Ordering A Private World - where all is stripped away and one is left with all that wasn't one's to begin with. This is where earthly possessions and success matter no more. Of course try as one may, everyone is ultimately tied to this world and it would indeed be very silly to stop working altogether. It's just that I'm led to believe these temporal what-is-ours shouldn't really be our main focus.
Feelings - the fact that I'm always basing myself upon feelings. Not nessecary bad, but not desirable. Oh how disappointed I feel when I didn't get into NUS, how peaceful it was when it felt as though God was leading me through this whole mess, how happy I am for a successful interview. And then my day is made. Shaped. By my feelings. So saying grace became something I do out of compulsion. Then it became a 'feeling kind of bored, the same old grace'. It's time to learn that I shouldn't base myself so much on feelings.

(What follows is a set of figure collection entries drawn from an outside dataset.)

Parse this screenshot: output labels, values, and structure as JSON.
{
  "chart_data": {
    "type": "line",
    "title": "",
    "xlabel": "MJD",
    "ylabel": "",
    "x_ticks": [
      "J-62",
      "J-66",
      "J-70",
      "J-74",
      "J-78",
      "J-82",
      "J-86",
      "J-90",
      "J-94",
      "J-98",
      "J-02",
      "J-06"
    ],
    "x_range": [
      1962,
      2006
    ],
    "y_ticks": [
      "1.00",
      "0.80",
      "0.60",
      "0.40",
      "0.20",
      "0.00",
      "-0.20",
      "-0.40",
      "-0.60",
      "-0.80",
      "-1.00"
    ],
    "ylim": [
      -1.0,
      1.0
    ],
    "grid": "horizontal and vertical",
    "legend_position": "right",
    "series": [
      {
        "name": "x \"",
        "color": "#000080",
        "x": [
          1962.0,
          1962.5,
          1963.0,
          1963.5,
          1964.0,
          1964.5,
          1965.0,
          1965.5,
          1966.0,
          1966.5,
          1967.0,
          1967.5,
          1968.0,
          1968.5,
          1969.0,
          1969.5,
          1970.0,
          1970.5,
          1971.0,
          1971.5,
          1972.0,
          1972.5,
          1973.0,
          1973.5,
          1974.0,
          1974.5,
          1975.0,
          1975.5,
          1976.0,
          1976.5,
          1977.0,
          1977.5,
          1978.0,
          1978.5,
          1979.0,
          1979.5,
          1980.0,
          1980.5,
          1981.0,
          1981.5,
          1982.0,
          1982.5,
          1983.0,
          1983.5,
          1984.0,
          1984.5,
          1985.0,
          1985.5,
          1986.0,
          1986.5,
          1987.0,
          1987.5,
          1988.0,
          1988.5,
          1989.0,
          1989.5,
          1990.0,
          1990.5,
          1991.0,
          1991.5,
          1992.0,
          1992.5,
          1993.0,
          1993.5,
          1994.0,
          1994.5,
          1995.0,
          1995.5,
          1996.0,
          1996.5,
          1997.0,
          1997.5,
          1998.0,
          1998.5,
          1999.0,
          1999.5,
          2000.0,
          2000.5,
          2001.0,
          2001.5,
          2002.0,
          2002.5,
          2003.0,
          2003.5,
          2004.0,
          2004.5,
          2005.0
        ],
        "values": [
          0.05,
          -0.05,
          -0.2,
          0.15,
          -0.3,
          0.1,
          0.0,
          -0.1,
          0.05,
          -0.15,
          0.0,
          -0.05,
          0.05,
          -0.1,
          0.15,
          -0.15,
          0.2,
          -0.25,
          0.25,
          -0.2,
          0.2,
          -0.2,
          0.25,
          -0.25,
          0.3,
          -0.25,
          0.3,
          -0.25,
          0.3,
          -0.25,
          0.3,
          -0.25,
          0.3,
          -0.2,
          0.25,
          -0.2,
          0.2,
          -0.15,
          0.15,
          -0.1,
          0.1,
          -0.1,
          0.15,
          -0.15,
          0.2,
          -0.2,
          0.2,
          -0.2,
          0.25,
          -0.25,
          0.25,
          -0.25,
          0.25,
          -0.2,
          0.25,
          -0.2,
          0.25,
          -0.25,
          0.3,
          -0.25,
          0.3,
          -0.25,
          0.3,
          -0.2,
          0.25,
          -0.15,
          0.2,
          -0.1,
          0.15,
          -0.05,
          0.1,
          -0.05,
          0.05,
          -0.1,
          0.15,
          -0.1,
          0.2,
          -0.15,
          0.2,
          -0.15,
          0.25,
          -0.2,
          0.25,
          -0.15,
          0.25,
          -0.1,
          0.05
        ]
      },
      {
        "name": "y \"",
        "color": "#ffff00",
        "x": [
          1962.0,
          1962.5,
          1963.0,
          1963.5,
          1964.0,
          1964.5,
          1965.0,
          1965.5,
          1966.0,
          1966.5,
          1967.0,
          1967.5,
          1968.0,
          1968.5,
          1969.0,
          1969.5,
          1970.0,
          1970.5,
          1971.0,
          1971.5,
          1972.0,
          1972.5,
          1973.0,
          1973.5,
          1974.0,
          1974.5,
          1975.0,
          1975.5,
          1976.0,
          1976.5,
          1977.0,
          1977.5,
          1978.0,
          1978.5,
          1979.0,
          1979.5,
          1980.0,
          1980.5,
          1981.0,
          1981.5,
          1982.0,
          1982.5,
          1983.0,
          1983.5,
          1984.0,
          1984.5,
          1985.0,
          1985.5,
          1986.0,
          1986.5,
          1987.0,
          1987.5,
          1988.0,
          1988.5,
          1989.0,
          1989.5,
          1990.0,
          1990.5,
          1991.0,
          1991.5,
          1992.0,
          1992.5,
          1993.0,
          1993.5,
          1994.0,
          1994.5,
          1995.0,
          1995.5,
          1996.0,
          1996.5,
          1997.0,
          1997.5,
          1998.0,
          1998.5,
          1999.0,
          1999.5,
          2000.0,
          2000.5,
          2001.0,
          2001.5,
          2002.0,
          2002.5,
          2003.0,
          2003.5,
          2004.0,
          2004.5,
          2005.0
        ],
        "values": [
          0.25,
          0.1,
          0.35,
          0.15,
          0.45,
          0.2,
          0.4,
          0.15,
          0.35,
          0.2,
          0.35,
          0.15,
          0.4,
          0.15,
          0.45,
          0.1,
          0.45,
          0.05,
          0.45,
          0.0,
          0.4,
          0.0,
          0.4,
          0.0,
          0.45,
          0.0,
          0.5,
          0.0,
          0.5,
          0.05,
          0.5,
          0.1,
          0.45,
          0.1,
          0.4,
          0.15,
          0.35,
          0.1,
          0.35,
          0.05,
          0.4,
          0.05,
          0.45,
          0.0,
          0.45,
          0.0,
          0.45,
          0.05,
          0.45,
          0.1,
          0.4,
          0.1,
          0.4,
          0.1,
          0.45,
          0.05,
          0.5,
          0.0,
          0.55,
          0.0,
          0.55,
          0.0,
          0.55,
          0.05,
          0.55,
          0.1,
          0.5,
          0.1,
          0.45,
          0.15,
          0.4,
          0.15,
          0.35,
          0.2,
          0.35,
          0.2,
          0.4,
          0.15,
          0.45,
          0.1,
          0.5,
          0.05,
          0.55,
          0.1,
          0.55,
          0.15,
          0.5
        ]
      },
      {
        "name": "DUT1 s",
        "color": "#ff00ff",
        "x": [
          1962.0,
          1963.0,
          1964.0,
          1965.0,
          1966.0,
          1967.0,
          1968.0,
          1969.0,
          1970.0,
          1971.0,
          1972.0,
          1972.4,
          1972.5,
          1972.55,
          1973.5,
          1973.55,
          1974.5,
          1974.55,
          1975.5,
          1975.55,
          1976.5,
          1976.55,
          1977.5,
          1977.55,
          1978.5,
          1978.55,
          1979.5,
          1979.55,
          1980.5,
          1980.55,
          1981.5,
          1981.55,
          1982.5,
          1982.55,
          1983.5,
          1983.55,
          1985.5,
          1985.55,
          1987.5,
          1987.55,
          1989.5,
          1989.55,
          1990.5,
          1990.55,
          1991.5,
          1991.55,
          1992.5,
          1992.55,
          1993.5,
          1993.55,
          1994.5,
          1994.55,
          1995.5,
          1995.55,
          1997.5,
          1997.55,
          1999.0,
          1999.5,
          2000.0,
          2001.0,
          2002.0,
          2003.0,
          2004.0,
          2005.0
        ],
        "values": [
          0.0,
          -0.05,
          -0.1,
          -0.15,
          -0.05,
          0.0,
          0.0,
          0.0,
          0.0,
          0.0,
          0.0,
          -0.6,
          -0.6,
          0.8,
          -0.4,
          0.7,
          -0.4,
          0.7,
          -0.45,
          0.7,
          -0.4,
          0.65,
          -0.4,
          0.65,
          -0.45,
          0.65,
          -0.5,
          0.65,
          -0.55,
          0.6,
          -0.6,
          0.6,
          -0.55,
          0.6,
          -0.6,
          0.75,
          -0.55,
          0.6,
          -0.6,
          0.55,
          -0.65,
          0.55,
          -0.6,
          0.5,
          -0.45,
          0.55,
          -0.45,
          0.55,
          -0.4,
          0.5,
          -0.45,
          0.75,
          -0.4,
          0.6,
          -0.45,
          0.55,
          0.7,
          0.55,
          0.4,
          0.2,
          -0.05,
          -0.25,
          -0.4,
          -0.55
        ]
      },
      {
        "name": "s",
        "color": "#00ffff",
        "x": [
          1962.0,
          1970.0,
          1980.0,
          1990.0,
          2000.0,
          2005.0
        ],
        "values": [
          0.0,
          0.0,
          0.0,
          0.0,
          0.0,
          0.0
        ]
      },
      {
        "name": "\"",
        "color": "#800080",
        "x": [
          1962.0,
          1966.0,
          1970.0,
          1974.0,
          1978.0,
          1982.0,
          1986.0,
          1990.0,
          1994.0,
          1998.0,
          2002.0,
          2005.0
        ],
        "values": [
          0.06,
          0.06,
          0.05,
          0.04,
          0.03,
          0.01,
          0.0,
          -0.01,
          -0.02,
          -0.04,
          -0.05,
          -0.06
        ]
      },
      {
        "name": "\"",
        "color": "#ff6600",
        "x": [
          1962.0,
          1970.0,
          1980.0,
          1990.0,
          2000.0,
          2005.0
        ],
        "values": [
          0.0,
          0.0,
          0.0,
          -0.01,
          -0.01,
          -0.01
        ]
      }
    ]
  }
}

For love itself is not a feeling I gathered. It is not the feeling of 'lovely dovey' or 'steamy sexy' love that I'm referring to. It's the basic love that bounds everyone together, holds everyone accountable. The love that says 'give thy what is best for him/her.' For you look around and you would think that everyone loves themself. Strive for what is best for yourself, best for your family and friends. Give them the best. Of course this is very debatable and not very obvious for some people. For some will really want to do what is good, to give back to what society has given them. Do charity, community service. Pardon me should I sound like I'm the judge here, but anyone who really gives out of pure love can protest against me. Otherwise there are many times when I also catch myself giving because I'm led by the feelings of sympathy or public opinion; or simply to make myself feel like a better person. Then again this usually does not lasts. For I get irritated the next moment someones steps accidentally on my shoes or does something better than me. There goes the love. Say welcome to pride. I'm not inclined to think how wonderful someone is because we're both drawing and his/hers looks nicer than mine.
Why why I really shouldn't be saying all these because I meant only to speak of myself and how a horrid being I am. I really am. And this post isn't a post meant to draw attention to myself as well. The reason for this post is this: I'm trying. I'm struggling to imitate something so real out of Jesus. And that is love. And I wish to encourage those who walk along the same path; and be in turned encouraged myself as well. Do not give up.
Even as I turn to a vocation (as one of my friend said, profession shouldn't be the word) of a doctor, I think I really need to bring these 2 in order. Order a private world and guide myself by the standards and love that has been shown by Christ. It won't be easy. But I would like to think that struggling is better than giving up altogether. Of course after typing so much, I know I'll one day and another, slip back to my old ways. Hence I would be so glad if anyone out there stands forward and give myself a gentle reminder; even so punch me if you would like. So that when the 2nd coming descends I'd be better prepared for the final battle.